Julia’s face flashed in his mind: her determination when he’d pinned her to the ground in the alley, the fire in her eyes that he sensed was a fortress to keep out anything dangerous — or to keep it in.
“We’re taking the job.” The words were out of his mouth before he could consider them, before he could consider why they were so easy to say.
14
Julia studied the crowd, their conversation hushed, broken only by the occasional burst of laughter. The other guests were familiar with this place, and she watched as they entered the room with the kind of confidence that came from undeniable wealth and power, pausing at the entrance to what had once been an extravagant sitting room before heading toward the people who were familiar to them.
They mingled in clusters, largely by industry. This tech giant with that one, that financial wizard with this one. It didn’t surprise her that she didn’t recognize them all. The kinds of people who belonged to the Whitmore Club were often people who operated behind the curtain, pulling the levers of power from behind more pleasing and dynamic faces.
“Whiskey, neat.”
She turned to Joel Boylston and forced a smile. “Thanks.”

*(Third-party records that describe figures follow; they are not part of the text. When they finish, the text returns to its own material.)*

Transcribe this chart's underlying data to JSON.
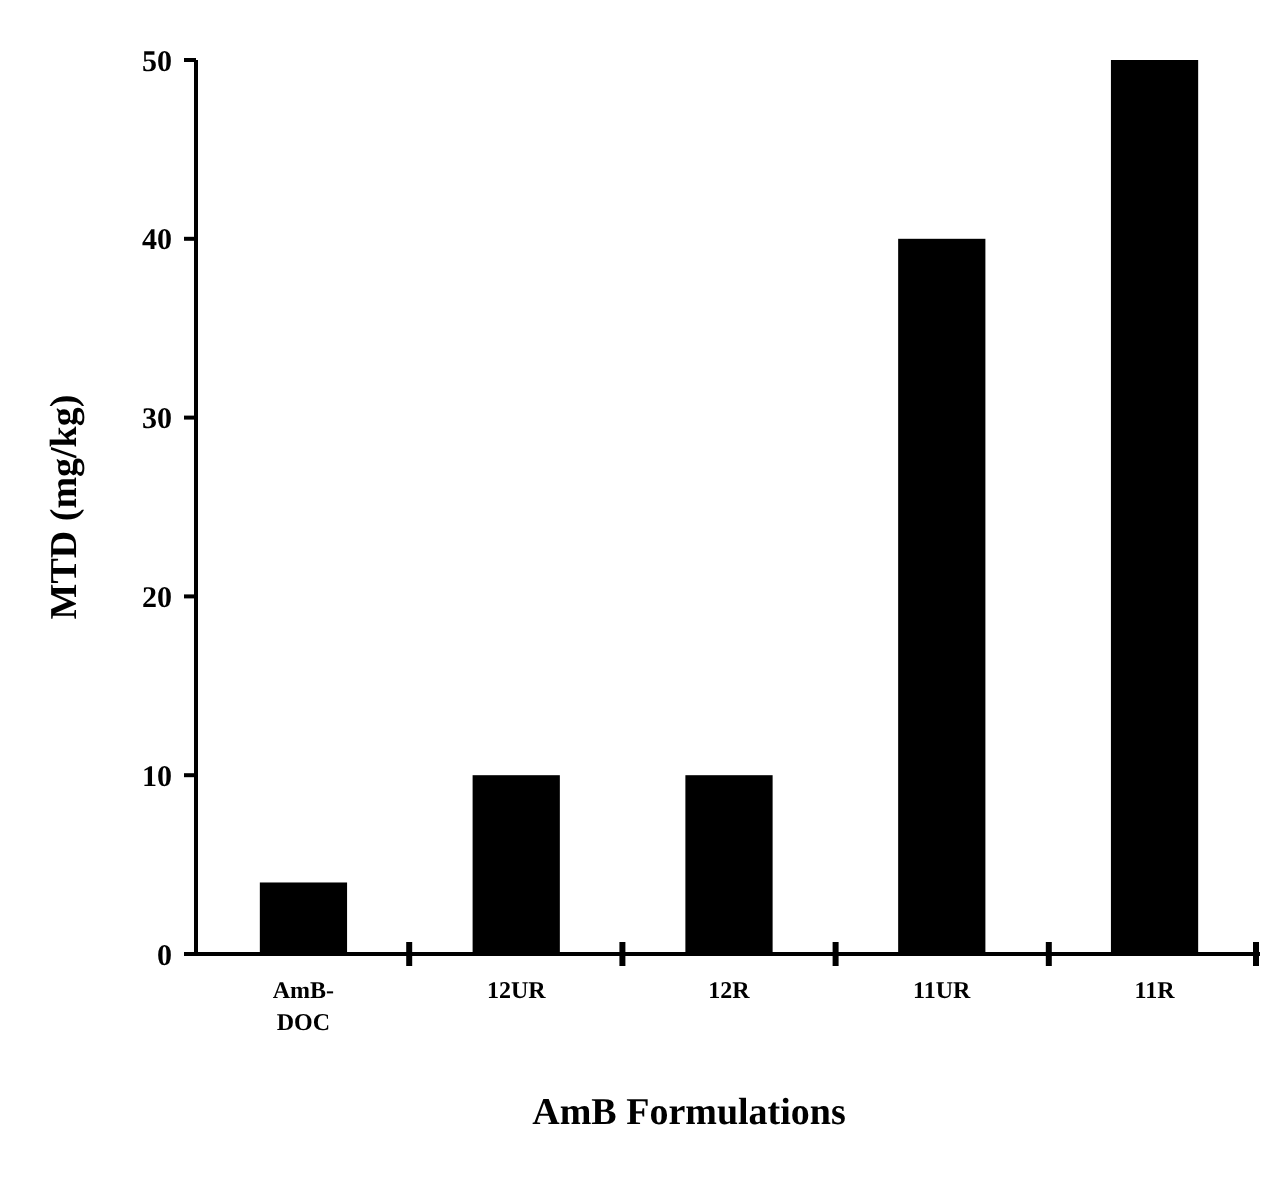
{
  "chart_data": {
    "type": "bar",
    "xlabel": "AmB Formulations",
    "ylabel": "MTD (mg/kg)",
    "categories": [
      "AmB-DOC",
      "12UR",
      "12R",
      "11UR",
      "11R"
    ],
    "values": [
      4,
      10,
      10,
      40,
      50
    ],
    "color": "#000000",
    "ylim": [
      0,
      50
    ],
    "yticks": [
      0,
      10,
      20,
      30,
      40,
      50
    ],
    "grid": false
  }
}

She’d never liked using her looks to get what she wanted — that had been El
ise’s unapologetic forté — but she’d had no choice this time. Getting into the Whitmore Club wasn’t something she could fake or force, and after an exhaustive search of her contact list, she’d finally chosen Joel to get her in, a venture capitalist who’d hired her the year before to do a routine survey of his network security, something that had at first seemed improbable but had later made sense when he’d invited her to dinner, then suggested they skip dinner altogether.
It had taken some finagling, her not-so-subtle expressed interest in the Whitmore nevertheless leading to an invitation to the club’s monthly guest mixer. She was trying not to think about what he might be expecting in return.
“So?” Joel asked. “What do you think?”
Tall and obviously fit, he wasn’t a bad looking man. His blond hair was thick and well-styled, his suit obviously tailored to his lean, athletic frame. His gray eyes were lit with intellect behind stylish glasses, his manner confident and slightly boyish, like a puppy who was excited to be invited onto the sofa and didn’t expect to be kicked off anytime soon.
“Nice,” she said. She’d expressed interest in the club under the guise of networking opportunities, and they both pretended to believe she had a shot in hell of getting in, an unspoken agreement between them that he wouldn’t say women were never invited regardless of their qualifications and she wouldn’t admit that she was too poor and powerless to get in, even if she’d been a man. “Who are all these people?”
His chest expanded as he started pointing people out in a murmur, using clothing and physical characteristics to describe the occupations and connections of the people around them. She pretended to follow his explanations, looking in the right place at the right time and making noises of interest while she catalogued the details of the place.
There had been two guards at the door, though they’d been disguised as doormen wearing tuxes and greeting members and their plus-one, their eyes traveling over the guests with careful interest before letting them pass.